Nowadays, the judiciary is questioning the causes of unjust enrichment of the Koza Group, which was a small invitation-card printing house in Istanbul in the early 1990s and rapidly grew into a conglomerate having 23 companies. The group, which is known for its affiliation to the Gülenist Terrorist Organization, has an asset size worth tens of billions of dollars with its media network that includes TV channels and newspapers, and with mining companies that allegedly operate the most fertile gold mines in the world. This legal practice should have already been conducted in a democratic country. However, Koza Group, which flourished over the course of time and turned into a criminal monopoly, prevented this legal transaction by using its power in the bureaucracy. Now, media outlets belonging to this criminal monopoly present the questioning of unjust enrichment as if it were an operation against the media. This is not the case, and anywhere in the world this legal transaction would be considered as a front for a criminal structure in the eyes of the court and its accountability in the face of the legal system.

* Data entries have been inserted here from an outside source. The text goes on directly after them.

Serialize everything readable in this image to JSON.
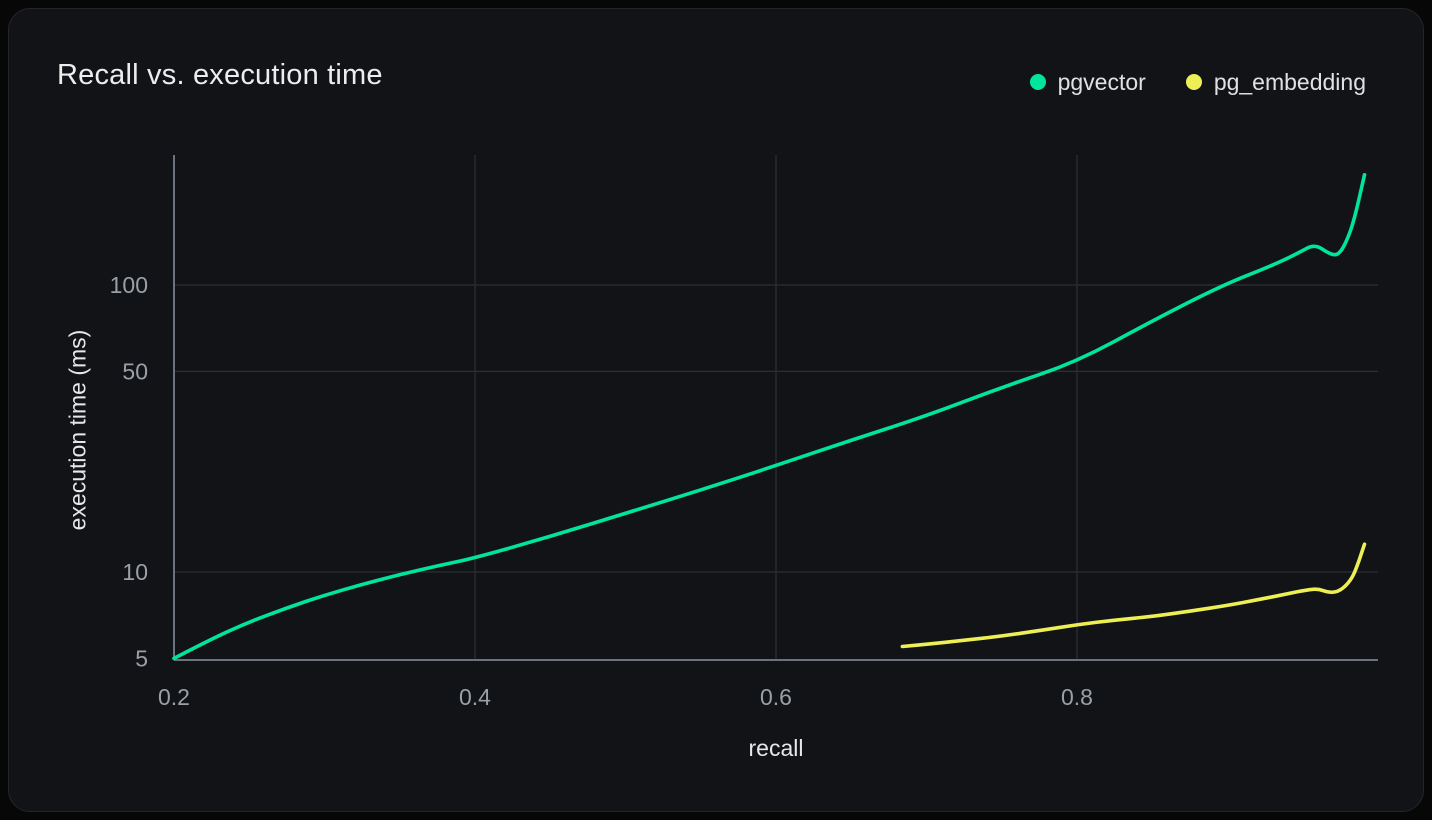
{
  "card": {
    "title": "Recall vs. execution time"
  },
  "legend": {
    "items": [
      {
        "label": "pgvector",
        "color": "#00e599"
      },
      {
        "label": "pg_embedding",
        "color": "#edef55"
      }
    ]
  },
  "axis_titles": {
    "x": "recall",
    "y": "execution time (ms)"
  },
  "colors": {
    "page_bg": "#070708",
    "card_bg": "#121316",
    "card_border": "#24262b",
    "grid": "#2c2f34",
    "axis_line": "#6b7280",
    "tick_text": "#9aa0a8",
    "title_text": "#eceded",
    "pgvector": "#00e599",
    "pg_embedding": "#edef55"
  },
  "chart_data": {
    "type": "line",
    "title": "Recall vs. execution time",
    "xlabel": "recall",
    "ylabel": "execution time (ms)",
    "grid": true,
    "legend_position": "top-right",
    "x_axis": {
      "min": 0.2,
      "max": 1.0,
      "scale": "linear",
      "ticks": [
        0.2,
        0.4,
        0.6,
        0.8
      ],
      "tick_labels": [
        "0.2",
        "0.4",
        "0.6",
        "0.8"
      ],
      "gridline_ticks": [
        0.4,
        0.6,
        0.8
      ]
    },
    "y_axis": {
      "min": 4.9,
      "max": 283,
      "scale": "log",
      "unit": "ms",
      "ticks": [
        5,
        10,
        50,
        100
      ],
      "tick_labels": [
        "5",
        "10",
        "50",
        "100"
      ],
      "gridline_ticks": [
        10,
        50,
        100
      ]
    },
    "series": [
      {
        "name": "pgvector",
        "color": "#00e599",
        "points": [
          [
            0.2,
            5.0
          ],
          [
            0.225,
            5.85
          ],
          [
            0.25,
            6.7
          ],
          [
            0.275,
            7.5
          ],
          [
            0.3,
            8.3
          ],
          [
            0.325,
            9.05
          ],
          [
            0.35,
            9.8
          ],
          [
            0.375,
            10.5
          ],
          [
            0.4,
            11.2
          ],
          [
            0.45,
            13.3
          ],
          [
            0.5,
            16.0
          ],
          [
            0.55,
            19.3
          ],
          [
            0.6,
            23.5
          ],
          [
            0.65,
            28.8
          ],
          [
            0.7,
            35.0
          ],
          [
            0.75,
            44.0
          ],
          [
            0.8,
            54.0
          ],
          [
            0.85,
            75.0
          ],
          [
            0.897,
            100.0
          ],
          [
            0.93,
            117.0
          ],
          [
            0.948,
            130.0
          ],
          [
            0.958,
            139.0
          ],
          [
            0.968,
            128.0
          ],
          [
            0.974,
            127.0
          ],
          [
            0.98,
            145.0
          ],
          [
            0.985,
            175.0
          ],
          [
            0.991,
            242.0
          ]
        ]
      },
      {
        "name": "pg_embedding",
        "color": "#edef55",
        "points": [
          [
            0.684,
            5.5
          ],
          [
            0.7,
            5.6
          ],
          [
            0.725,
            5.78
          ],
          [
            0.75,
            5.98
          ],
          [
            0.775,
            6.25
          ],
          [
            0.8,
            6.55
          ],
          [
            0.825,
            6.8
          ],
          [
            0.85,
            7.0
          ],
          [
            0.875,
            7.3
          ],
          [
            0.9,
            7.65
          ],
          [
            0.92,
            8.0
          ],
          [
            0.94,
            8.4
          ],
          [
            0.952,
            8.65
          ],
          [
            0.96,
            8.75
          ],
          [
            0.968,
            8.45
          ],
          [
            0.975,
            8.6
          ],
          [
            0.982,
            9.35
          ],
          [
            0.986,
            10.4
          ],
          [
            0.991,
            12.5
          ]
        ]
      }
    ]
  }
}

Democracy and welfare in the world is achieved after struggles against crises and fraudulent structures that operate like the moneymaking schemes of Italian swindler Charles Ponzi. United States history is fraught with striking examples, including the 2008 financial crisis, in this regard. Furthermore, the 1929 economic depression and the following period are very important.

When the Great Depression of 1929 broke out, the U.S. was being administrated by the 31st President, republican Herbert Hoover, who thought that the system would spontaneously get back on track in the face of the crisis. However, the system did not concern the financial system alone, but also engulfed real areas and intensified further, revealing Hoover's desperation. Thus, a good many incidents that happened during and after the Great Depression brought an end to the Hoover administration and later brought Franklin D. Roosevelt to power. Roosevelt's New Deal policy turned into a lifesaver both for the U.S. and all other countries affected by the crisis. The New Deal policy, which aimed for the reinvigoration of the economy and highlighted government expenditures in almost all respects, enabled the recovery and the reconstruction of the U.S. economy. Another aspect of the New Deal that is not widely known but constitutes its core is its systemic struggle with criminal economic structures that derailed from the system.

Roosevelt's Keynesian economic policies were applied as of 1936 thanks to new laws and newly established institutions. For instance, general planning laws were enacted to regulate financial and banking systems and concomitant regulatory institutions were established, in addition to supervisory laws and institutions that were founded to ensure competition, to regulate the labor market and to prevent unemployment. Here is a paradoxical situation: On the one hand, the state provided employment by regulating the economy and on the other hand it smoothed the way for open competition by struggling with monopolies. Therefore, it is not possible to describe Keynes' notes and Roosevelt's New Deal policies only as statist policies. These policies went down in history as multifaceted renewal policies that were developed to overcome the crisis. Contrary to popular opinion, the New Deal period purified the system from criminal organizations, money launderers and ill-gotten gain. In this regard, it was not a statist but a market-friendly period.

Ponzi's story is no secret to anyone. In 1920, Ponzi collected $15 million from investors promising them 100 percent profit. This money was equal to two per thousand of the U.S.'s national income at that time. Ponzi was paying early investors using the investments of later investors but he never included his own money in this chain. His system, known as the Ponzi scheme, survived for merely five months. When his system collapsed, there were two things that remained: thousands of victims and the term of the ‘Ponzi scheme' that had its place in economic terminology.

This week's probe that the Turkish judiciary has launched will unearth a criminal structure operating as a Ponzi scheme. With its banks and companies, this structure finances its own structure, i.e. terror, with the money that it collects with political purposes or perhaps with pressure. Just like Ponzi, however, it never includes the capital of organizational structure from where it emerged. However, unlike Ponzi, who promised high interests, this structure promises its followers to handle their business in the state where they dominate.

Turkey will continue to fight against structures that act with the Ponzi logic, launder money and transfer funds abroad through illegal methods. It is high time that Turkey initiated this fight and, just like the U.S., it needs to fight uncompromisingly to achieve an open economy and well-functioning market. This struggle will smooth the way for market actors and the economy.